Countries also need to keep a watch on their fiscal condition and debt levels that had mounted during the pandemic years. As I have written before on my blog, it won’t be long before governments will have to consider fiscal policy decisions in order to help central banks’ actions in bringing down inflation, and also reduce borrowings and deficit financing. The IMF says it doesn’t see governments’ fiscal policy as being expansionary, and I think they ought to start consolidating their public financial position. This, while at the same time bringing down debt levels, which as they say is above 80% for many major economies.
Finally, of course, we can expect inflation to reach central banks’ targets only sometime in 2025, the IMF says. That means interest rates and cost of capital will stay high until then and this might dampen private investment sentiment further. Large corporations will still be able to raise money through corporate bonds and equities. It’s the smaller and medium sized businesses that governments must ensure are supplied with adequate bank credit.
We will probably end 2023 with slightly better growth than earlier expected. And it’s 2024, or FY25, that is likely to be the year of global slowdown. And since next year is also a year of elections in important economies of US, UK and India, we can expect more promises and sops from our politicians. Hopefully, that will not fuel inflation or aggravate the fiscal deficits beyond the already high levels.
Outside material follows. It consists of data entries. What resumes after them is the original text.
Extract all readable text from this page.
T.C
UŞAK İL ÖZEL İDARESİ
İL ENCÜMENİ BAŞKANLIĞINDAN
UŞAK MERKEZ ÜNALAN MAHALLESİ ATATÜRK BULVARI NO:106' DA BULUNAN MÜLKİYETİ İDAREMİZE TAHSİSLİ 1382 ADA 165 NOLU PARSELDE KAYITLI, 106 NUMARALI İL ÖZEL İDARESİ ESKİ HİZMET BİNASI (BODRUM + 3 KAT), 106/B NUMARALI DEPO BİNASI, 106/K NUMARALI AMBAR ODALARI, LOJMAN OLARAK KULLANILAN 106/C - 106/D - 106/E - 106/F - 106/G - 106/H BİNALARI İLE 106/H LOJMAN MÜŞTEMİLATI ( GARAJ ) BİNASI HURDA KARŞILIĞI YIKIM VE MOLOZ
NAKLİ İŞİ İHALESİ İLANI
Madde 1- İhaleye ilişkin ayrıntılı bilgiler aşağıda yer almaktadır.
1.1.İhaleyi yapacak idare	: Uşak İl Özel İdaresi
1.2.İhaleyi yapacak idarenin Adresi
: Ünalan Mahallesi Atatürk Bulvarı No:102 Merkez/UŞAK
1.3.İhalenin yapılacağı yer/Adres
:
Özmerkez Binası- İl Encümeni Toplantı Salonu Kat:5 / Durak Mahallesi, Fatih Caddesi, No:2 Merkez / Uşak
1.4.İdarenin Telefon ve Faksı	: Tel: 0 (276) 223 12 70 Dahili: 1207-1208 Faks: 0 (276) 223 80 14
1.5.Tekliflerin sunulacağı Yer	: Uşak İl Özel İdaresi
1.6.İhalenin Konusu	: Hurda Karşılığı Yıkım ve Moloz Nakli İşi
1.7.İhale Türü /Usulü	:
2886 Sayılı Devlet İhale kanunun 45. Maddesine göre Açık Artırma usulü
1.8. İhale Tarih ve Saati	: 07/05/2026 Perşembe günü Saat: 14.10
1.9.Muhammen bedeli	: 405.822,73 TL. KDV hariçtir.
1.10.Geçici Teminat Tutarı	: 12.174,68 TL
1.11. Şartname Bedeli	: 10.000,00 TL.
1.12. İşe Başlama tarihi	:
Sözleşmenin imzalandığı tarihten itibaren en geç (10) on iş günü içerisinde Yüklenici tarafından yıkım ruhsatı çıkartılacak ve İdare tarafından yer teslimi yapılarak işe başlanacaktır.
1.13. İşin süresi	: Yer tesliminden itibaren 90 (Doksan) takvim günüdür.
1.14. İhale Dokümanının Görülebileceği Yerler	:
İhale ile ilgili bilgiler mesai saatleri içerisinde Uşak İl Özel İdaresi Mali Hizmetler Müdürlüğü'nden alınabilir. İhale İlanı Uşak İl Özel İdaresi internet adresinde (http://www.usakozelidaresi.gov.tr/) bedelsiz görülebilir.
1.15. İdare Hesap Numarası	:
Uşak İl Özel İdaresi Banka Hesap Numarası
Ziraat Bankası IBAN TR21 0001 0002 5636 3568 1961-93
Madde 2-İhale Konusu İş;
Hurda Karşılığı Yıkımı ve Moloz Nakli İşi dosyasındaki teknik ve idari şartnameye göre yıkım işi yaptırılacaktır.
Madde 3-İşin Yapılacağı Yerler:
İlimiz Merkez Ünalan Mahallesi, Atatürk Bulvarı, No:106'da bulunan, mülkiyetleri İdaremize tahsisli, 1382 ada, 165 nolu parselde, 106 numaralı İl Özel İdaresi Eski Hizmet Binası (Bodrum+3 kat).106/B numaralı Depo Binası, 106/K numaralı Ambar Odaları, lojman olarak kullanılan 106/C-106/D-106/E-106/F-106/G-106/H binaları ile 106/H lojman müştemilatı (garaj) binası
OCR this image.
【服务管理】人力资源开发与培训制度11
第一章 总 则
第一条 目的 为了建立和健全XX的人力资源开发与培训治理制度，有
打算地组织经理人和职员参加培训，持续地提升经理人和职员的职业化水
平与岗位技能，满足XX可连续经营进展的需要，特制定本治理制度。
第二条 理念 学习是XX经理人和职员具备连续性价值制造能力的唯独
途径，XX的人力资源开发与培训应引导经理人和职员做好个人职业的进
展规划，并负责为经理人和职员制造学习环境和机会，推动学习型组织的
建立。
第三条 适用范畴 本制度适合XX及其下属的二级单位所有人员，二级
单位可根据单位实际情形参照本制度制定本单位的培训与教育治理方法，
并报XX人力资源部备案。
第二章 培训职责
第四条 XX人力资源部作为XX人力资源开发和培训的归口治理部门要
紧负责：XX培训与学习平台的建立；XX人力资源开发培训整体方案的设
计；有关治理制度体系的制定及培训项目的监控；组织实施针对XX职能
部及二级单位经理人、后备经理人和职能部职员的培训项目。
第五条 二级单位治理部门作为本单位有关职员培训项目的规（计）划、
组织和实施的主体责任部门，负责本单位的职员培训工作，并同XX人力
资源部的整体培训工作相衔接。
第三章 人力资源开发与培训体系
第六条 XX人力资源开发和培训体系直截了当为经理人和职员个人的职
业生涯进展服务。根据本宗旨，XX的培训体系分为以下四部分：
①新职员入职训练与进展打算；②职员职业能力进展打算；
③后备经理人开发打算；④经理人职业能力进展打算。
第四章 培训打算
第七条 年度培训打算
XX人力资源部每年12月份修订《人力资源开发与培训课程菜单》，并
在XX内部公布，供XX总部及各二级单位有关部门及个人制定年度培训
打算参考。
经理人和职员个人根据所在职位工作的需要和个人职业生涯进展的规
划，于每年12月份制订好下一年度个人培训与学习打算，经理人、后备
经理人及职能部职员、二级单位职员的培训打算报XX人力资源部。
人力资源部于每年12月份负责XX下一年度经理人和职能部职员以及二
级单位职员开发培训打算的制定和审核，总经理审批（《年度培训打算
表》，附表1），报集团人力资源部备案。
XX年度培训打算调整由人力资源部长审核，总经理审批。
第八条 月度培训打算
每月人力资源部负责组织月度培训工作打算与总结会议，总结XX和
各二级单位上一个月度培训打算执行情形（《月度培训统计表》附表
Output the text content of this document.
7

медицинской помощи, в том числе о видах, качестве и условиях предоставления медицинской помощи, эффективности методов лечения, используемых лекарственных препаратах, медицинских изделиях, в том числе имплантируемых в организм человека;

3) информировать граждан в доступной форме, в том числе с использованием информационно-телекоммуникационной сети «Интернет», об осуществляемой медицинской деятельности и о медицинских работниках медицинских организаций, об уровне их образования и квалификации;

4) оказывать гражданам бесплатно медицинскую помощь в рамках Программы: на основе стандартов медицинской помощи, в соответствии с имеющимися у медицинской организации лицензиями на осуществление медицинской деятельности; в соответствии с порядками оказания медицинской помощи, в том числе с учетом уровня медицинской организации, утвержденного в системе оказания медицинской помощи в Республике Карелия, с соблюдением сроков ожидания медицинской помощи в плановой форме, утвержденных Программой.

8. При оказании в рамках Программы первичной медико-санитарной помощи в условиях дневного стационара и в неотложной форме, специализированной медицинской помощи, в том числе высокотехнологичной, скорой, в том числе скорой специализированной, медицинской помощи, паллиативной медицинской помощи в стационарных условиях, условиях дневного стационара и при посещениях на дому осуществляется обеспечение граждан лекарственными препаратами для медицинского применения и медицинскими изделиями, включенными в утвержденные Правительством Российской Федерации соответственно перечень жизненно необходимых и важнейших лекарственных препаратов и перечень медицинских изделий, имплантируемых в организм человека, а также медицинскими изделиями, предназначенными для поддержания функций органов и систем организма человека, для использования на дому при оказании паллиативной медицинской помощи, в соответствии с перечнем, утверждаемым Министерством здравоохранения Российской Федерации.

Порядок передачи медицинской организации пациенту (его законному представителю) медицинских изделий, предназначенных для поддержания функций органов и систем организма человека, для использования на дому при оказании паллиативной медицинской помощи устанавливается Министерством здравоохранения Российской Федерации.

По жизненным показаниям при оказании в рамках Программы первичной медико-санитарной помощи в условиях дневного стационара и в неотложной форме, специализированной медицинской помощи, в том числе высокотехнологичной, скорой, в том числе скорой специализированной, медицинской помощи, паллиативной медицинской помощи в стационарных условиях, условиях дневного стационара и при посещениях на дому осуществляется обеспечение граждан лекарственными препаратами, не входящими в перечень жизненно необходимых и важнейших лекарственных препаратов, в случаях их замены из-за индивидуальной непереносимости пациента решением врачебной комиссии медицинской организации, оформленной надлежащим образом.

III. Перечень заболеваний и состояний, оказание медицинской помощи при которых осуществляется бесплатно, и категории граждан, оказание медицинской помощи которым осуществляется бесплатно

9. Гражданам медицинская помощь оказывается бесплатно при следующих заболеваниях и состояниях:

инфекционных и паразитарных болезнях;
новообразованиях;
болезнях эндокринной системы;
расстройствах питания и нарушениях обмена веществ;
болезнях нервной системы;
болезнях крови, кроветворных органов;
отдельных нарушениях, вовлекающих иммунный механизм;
Meanwhile, I think the rebalancing of the global economy will continue. From manufacturing led growth in 2021-22, to services recovery and revival in 2022-23, to more broad-based economic growth on an even keel, from here on.

Note:
I would recommend that readers listen to the following discussion from Brookings Institution, especially the presentation by Ahyan Kose, to realise the extent of global economic slowdown that is due to restrictive policies by governments.
If you read the executive summary of IMF’s World Economic Outlook October 2023, because you don’t have time to read the entire report, don’t be surprised if it reads like an introduction to a book or a report. It is not an executive summary, in my opinion.